Department of Anesthesiology, Larner College of Medicine, University of Vermont, Burlington, Vermont.
Department of Anesthesiology and Perioperative Medicine, Heersink School of Medicine, University of Alabama at Birmingham, Birmingham, Alabama.
Curr Opin Anaesthesiol. 2024 Aug 1;37(4):406-412. doi: 10.1097/ACO.0000000000001382. Epub 2024 May 3.
Given the rapid growth of nonoperating room anesthesia (NORA) in recent years, it is essential to review its unique challenges as well as strategies for patient selection and care optimization.

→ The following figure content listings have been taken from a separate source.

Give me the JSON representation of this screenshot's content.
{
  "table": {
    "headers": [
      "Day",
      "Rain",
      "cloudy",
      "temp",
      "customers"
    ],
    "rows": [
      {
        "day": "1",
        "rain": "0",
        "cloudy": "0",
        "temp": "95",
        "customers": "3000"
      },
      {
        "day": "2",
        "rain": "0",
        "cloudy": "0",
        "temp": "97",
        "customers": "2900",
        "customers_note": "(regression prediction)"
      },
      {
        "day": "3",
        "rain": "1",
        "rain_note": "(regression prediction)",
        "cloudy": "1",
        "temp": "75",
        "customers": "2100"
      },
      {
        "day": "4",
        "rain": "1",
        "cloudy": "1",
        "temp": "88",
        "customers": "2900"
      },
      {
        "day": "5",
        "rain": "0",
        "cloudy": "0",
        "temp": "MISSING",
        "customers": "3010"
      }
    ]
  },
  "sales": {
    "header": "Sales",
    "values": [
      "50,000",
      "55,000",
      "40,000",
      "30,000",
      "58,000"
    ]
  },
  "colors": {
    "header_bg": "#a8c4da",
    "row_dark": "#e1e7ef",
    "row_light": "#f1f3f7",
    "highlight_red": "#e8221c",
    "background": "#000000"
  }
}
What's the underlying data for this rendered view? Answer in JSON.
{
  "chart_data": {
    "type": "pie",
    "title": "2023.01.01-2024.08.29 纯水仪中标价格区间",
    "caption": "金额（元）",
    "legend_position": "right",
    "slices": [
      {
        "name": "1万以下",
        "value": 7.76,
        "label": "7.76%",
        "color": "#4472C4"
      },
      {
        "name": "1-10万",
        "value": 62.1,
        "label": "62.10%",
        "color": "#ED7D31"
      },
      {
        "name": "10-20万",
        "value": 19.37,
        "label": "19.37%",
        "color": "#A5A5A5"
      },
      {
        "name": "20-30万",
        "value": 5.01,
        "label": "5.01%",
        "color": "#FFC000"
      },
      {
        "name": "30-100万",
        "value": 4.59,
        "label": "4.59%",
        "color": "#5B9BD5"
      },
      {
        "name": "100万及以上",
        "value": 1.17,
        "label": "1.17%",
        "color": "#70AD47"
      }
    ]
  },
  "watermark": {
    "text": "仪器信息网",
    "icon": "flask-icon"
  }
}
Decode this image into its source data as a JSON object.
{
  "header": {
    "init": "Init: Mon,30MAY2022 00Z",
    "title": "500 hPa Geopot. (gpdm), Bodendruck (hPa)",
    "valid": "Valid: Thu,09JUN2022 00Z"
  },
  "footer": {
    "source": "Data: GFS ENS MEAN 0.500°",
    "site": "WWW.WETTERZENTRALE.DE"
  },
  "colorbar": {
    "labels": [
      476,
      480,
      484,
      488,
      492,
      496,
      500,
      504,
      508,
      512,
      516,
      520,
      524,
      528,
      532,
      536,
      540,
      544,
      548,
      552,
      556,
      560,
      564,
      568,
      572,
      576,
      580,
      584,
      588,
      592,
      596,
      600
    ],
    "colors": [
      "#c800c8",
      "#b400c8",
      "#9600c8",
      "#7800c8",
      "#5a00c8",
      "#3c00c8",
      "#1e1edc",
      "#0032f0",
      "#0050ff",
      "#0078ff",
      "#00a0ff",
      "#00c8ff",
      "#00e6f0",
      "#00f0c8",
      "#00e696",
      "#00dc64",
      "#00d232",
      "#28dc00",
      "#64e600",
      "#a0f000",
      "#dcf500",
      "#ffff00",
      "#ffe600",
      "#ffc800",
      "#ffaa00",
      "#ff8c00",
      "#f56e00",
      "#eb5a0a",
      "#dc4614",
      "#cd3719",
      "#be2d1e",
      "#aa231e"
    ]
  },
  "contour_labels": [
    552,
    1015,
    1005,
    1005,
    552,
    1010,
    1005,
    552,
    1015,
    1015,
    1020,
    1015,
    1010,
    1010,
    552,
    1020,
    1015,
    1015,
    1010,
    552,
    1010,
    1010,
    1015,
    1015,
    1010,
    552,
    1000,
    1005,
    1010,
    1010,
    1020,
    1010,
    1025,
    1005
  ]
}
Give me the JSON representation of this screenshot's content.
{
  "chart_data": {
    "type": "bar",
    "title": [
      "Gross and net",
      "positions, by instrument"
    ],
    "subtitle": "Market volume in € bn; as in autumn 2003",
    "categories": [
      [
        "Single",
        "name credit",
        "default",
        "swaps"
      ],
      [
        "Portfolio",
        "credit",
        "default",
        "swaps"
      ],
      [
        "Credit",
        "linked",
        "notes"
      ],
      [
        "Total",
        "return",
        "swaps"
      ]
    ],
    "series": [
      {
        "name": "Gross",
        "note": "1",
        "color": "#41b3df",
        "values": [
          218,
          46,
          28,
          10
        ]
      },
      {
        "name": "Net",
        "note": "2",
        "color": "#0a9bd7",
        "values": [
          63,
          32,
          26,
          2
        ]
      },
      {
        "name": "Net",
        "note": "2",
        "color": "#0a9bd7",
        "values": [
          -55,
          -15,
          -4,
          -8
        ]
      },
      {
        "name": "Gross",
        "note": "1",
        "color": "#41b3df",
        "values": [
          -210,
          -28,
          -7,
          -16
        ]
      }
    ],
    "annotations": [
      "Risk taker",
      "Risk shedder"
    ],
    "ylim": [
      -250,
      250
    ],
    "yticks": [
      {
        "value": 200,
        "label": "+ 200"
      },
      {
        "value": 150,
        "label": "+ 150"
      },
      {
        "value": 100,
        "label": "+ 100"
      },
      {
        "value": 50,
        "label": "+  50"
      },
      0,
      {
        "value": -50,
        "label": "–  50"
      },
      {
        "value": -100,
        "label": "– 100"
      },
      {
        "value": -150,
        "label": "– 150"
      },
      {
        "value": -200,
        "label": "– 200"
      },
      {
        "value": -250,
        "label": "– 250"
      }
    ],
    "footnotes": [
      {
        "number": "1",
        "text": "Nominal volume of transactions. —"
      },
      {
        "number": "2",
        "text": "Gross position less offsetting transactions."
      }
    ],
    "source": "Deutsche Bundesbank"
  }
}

Recent investigations have uncovered an increasing prevalence of older and higher ASA physical status patients in NORA settings. Although closed claim data regarding patient injury demonstrate a lower proportion of NORA cases resulting in a claim than traditional operating room cases, NORA cases have an increased risk of claim for death. Challenges within NORA include site-specific differences, limitations in ergonomic design, and increased stress among anesthesia providers. Several authors have thus proposed strategies focusing on standardizing processes, site-specific protocols, and ergonomic improvements to mitigate risks.
Considering the unique challenges of NORA settings, meticulous patient selection, risk stratification, and preoperative optimization are crucial. Embracing data-driven strategies and leveraging technological innovations (such as artificial intelligence) is imperative to refine quality control methods in targeted areas. Collaborative efforts led by anesthesia providers will ensure personalized, well tolerated, and improved patient outcomes across all phases of NORA care.
近年来,非手术室麻醉(NORA)迅速发展,因此有必要对其独特的挑战以及患者选择和护理优化策略进行综述。
最近的研究发现,在 NORA 环境中,老年和更高 ASA 身体状况的患者比例不断增加。尽管关于患者伤害的封闭索赔数据表明,与传统手术室病例相比,NORA 病例导致索赔的比例较低,但 NORA 病例死亡索赔的风险增加。NORA 面临的挑战包括特定地点的差异、工效学设计的局限性以及麻醉提供者的压力增加。因此,一些作者提出了一些策略,重点是标准化流程、特定地点的协议和工效学改进,以降低风险。
考虑到 NORA 环境的独特挑战,细致的患者选择、风险分层和术前优化至关重要。采用数据驱动的策略并利用人工智能等技术创新对于改进特定领域的质量控制方法至关重要。由麻醉提供者牵头的合作努力将确保在 NORA 护理的所有阶段实现个性化、耐受性好和改善的患者结局。